Gracias Elias, esperamos tu aportación y ya sabes a REGISTRARSE, que es gratis y te garantizas unos buenos momentos con nosotros.
Un saludo.

----------


## frfmfrfm

Gracias Elias por tu explicaciones, si pones fotos y nombres juntos te lo agradeceré, lo veo mejor así.
Un saludo.

----------


## Los terrines

> Gracias Elias por tu explicaciones, si pones fotos y nombres junto te lo agradeceré, lo veo mejor así.
> Un saludo.


Yo también, creo que podremos aprender todos gracias a Elías.

Saludos cordiales a todos.

----------


## Los terrines

Buenos días.

Estas las fotografié ayer en la zona de Moheda Alta (pongo en todas ellas primero la perte superior, y después la inferior):













Un cordial saludo a todos (y especialmente a Elías "eldelassetas", que tanto nos está enseñando).

----------


## F. Lázaro

La primera más que una seta parece una flor...  :EEK!:

----------


## Los terrines

> La primera más que una seta parece una flor...


Pues era una seta, Federico; si ves la segunda, es la misma seta por la parte inferior. Lo que pasa es que la primera foto está desenfocada, ya que la hice desde muy cerca con el 70-200 (otras veces hago dos de la misma seta, pero esta vez no hice más que ésta, y he preferido ponerla).

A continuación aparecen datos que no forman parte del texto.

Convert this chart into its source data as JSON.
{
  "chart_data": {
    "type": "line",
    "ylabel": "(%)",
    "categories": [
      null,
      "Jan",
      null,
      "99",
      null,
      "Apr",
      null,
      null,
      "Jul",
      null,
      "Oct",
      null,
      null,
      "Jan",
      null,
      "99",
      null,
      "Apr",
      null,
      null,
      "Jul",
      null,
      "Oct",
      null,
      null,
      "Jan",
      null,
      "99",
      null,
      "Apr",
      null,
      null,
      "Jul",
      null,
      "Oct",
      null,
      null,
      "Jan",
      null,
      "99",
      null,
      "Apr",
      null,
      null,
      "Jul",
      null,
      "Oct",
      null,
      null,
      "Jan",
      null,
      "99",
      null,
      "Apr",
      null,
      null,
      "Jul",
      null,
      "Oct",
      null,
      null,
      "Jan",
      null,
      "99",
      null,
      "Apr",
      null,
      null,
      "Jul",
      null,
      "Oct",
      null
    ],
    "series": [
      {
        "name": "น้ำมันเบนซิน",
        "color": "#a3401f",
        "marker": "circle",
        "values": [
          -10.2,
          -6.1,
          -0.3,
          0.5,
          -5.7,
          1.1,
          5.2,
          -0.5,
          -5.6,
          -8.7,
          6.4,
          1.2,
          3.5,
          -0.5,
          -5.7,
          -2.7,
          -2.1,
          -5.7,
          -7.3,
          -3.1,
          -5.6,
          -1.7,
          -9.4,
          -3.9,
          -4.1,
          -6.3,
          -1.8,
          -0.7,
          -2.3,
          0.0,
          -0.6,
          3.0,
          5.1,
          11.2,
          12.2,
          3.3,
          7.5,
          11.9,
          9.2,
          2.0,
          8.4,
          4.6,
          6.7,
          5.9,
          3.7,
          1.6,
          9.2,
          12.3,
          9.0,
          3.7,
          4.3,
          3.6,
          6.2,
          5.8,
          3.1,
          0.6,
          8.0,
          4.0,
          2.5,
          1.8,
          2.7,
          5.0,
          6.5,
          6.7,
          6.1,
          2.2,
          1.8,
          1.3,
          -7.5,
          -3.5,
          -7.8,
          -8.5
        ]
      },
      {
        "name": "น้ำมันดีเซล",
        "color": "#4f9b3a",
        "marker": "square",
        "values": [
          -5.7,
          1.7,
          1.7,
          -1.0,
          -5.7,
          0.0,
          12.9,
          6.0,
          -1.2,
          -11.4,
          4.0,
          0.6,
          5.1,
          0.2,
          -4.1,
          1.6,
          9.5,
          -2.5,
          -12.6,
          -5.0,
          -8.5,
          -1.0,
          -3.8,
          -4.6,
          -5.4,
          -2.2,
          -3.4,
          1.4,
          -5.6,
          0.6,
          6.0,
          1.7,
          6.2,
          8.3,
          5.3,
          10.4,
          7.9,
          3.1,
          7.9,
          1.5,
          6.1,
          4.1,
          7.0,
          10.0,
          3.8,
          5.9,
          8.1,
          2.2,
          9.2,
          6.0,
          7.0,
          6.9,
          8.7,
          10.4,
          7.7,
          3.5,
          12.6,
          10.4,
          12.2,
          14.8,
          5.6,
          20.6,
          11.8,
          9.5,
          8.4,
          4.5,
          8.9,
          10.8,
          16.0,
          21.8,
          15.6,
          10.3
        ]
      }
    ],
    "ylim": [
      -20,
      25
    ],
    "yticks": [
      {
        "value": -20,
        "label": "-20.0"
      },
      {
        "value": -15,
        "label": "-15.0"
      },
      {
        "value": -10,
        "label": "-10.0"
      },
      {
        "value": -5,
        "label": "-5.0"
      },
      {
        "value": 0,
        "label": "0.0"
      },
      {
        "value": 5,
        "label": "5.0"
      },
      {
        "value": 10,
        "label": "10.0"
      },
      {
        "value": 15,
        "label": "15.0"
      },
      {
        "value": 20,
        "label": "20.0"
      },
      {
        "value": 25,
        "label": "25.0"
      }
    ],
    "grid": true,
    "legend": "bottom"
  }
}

Un cordial saludo a todos.

----------


## Los terrines

Buenas tardes.

Os subo un par de fotos de una seta que tomé el pasado fin de semana junto al Guadiana en Badajoz:





Un cordial saludo a todos.

----------


## Los terrines

Buenos días.

Ésta la encontré ayer en la zona del canal de Zújar:





Saludos.

----------


## Los terrines

Buenas noches.

Os subo dos fotos del pasado fin de semana:





Un cordial saludo a todos.

----------


## No Registrado

Y, ¿por qué no las cortas en lugar de arrancarlas?

----------


## Los terrines

Pues la verdad es que no entiendo nada de setas y les tengo algo de respeto (por eso las arranco para fotografiarlas, sin ponerles la  mano encima); y, además, no llevo ni navaja ni cuchillo, solo voy con la cámara. Por eso, te agradecería, No registrado, que me explicaras si hay algún motivo para cortarlas en lugar de arrancarlas.

Saludos cordiales.

----------


## perdiguera

Ya te lo explico yo, los terrines, si las arrancas pierden parte del rizoma y su reproducción es más difícil. Si las cortas es más fácilmente posible que se vuelvan  a reproducir por las cercanías.

----------


## No Registrado

> Ya te lo explico yo, los terrines, si las arrancas pierden parte del rizoma y su reproducción es más difícil. Si las cortas es más fácilmente posible que se vuelvan  a reproducir por las cercanías.


 Exacto.

Además es conveniente, si te vas a llevar alguna, moverla en una cesta de mimbre por los alrededores para que las esporas queden para el año que viene.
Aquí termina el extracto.